Comme le chanteur qui oublie les synthés et la couverture des Inrocks pour écrire ses chansons poétiques.
Comme le chef qui garde la terrine de chevreuil mais la présente avec une émulsion de mâche.
Je décide alors de renoncer à deux choses.
Je renonce à l'idée de toucher le public en acceptant le jeu des réseaux sociaux, sans pouvoir discerner la qualité des contenus, obsédé par le nombre de likes et les ficelles de com à utiliser pour manoeuvrer.
Non, ce sera -presque- à l'ancienne.
Un site Internet, des podcasts oui, bonjour la modernité.
Mais le bouche-à-oreille, la carte de visite avec l'adresse du site que l'on se prête comme on se donne l'adresse d'un bon caviste ou le catalogue d'une exposition intéressante.
Veiller à ma liberté de ton, à l'indépendance des Capsules et refuser de transiger pour paraître plus vendeur.
Dans la même veine, renoncer à masquer ce qui m'intéresse.
Mettre en valeur la littérature comme un réel médicament, en lui associant la capsule médoc' ; exprimer clairement les repères historiques et patrimoniaux en les liant à la capsule spatiale, comme autant de voyages dans le temps.

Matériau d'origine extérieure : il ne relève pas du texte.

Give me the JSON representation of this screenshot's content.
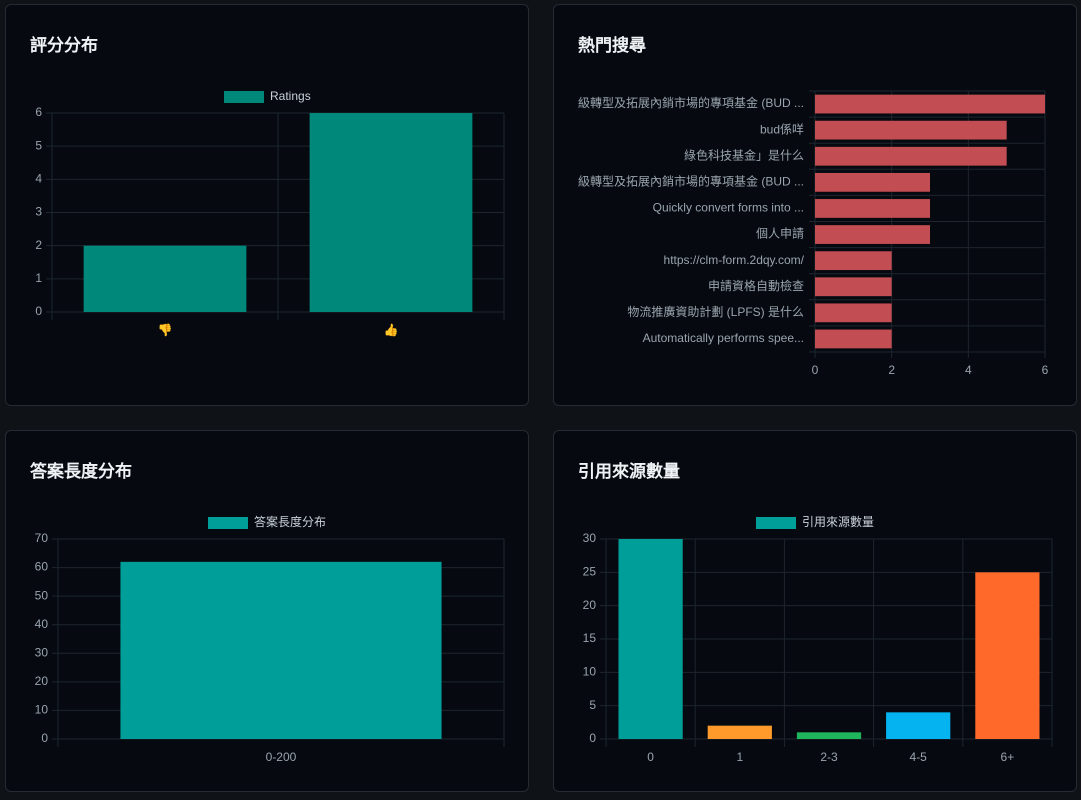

Car c'est bien ça, l'ADN des Capsules : insuffler de la modernité dans la perception du passé mais pas au prix du pas de côté. Utiliser la modernité et ses outils oui, mais pas pour déformer le passé, le rétrécir à la portée des filtres présentés comme absolument nécessaires.
Interroger le temps et refuser la démarche patrimoniale poussiéreuse mais sans contraindre l'histoire à suivre la marche accélérée et parfois frénétique de nos temps actuels.